At sight of him Clarice redoubled her sobs, while Paul tried to quiet her, assuring her he was not harmed and making light of the matter. When she grew calm he began to relate the particulars, and as he talked and heard the expressions of sympathy for himself and indignation against Jack, his temper began to rise again, and he said many things not very complimentary to Jack,—threatening things natural in themselves under the circumstances, but which came up afterward as proof against him. Clarice was the most excited, declaring that Jack should not come there and begging Paul to find him and keep him away. This Paul promised to do, although shrinking from another encounter with the enemy.

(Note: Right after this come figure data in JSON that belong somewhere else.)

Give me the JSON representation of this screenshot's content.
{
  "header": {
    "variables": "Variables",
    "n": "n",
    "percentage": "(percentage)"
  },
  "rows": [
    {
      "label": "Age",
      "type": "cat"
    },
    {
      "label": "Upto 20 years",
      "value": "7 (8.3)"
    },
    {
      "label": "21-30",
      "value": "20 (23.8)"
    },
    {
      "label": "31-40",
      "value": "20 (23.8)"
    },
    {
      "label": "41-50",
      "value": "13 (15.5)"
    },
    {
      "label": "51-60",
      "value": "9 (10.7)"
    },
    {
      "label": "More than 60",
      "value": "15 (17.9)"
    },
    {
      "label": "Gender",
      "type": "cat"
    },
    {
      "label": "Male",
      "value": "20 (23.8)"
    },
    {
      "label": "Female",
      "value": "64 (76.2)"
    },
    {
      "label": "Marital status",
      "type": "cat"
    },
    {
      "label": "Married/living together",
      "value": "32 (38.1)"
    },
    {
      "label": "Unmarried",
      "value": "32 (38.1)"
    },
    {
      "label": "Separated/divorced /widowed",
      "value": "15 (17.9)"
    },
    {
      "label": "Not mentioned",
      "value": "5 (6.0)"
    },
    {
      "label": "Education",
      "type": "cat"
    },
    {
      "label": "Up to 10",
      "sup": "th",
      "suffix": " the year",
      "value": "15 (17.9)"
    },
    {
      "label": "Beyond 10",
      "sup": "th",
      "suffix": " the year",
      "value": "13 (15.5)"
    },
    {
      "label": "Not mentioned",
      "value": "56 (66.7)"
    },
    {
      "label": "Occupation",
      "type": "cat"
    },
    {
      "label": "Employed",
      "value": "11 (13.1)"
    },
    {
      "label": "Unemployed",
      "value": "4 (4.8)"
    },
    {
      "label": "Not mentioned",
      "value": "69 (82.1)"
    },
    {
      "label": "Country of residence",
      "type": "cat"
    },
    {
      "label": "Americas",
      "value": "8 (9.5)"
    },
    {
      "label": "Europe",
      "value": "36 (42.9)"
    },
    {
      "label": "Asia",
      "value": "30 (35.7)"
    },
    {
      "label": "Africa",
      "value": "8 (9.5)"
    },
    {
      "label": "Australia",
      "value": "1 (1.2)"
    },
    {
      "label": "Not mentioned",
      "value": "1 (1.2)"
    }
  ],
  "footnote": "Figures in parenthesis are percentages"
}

The summer day was drawing to a close and the sun was setting when he left the Percy cottage and started for home. As he crossed the causeway between Lake Wenona and Lake Eau Claire he saw Jack turning into a cross road on the Heights, and guessed that he had started for his mother’s cottage, though why he should go that way, which was longer, he could not guess. Dreading the result for Mrs. Percy and Clarice if Jack went to them in a state of intoxication, as he probably was, he decided to overtake him and if possible persuade him to turn back. The quickest way to reach the oaks in which he had disappeared was to cross the open space between Miss Hansford’s cottage and the woods. Seated on the steps and piazza were three orfour of the lodgers, together with Miss Hansford. They had all heard of the encounter at the hotel and were discussing it when Paul came rapidly up the path from the avenue. His face was flushed and he looked excited and flurried, and seemed unwilling to be stopped.
“Hallo, Ralston,” one of the young men called out to him. “Glad to know you are alive. Come here and tell us about it. Heard first your leg was broken, then your arm. Why didn’t you smash his head for him?”
“I’d like to,” Paul said, “but I can’t stop now. I am looking for him. He is up this way somewhere, and I must find him. Have any of you seen him?”
No one had seen him, and Paul passed on hurriedly, while one of the party on the steps remarked, “I don’t believe the trouble is over yet. Ralston was pretty well wrought up for him.”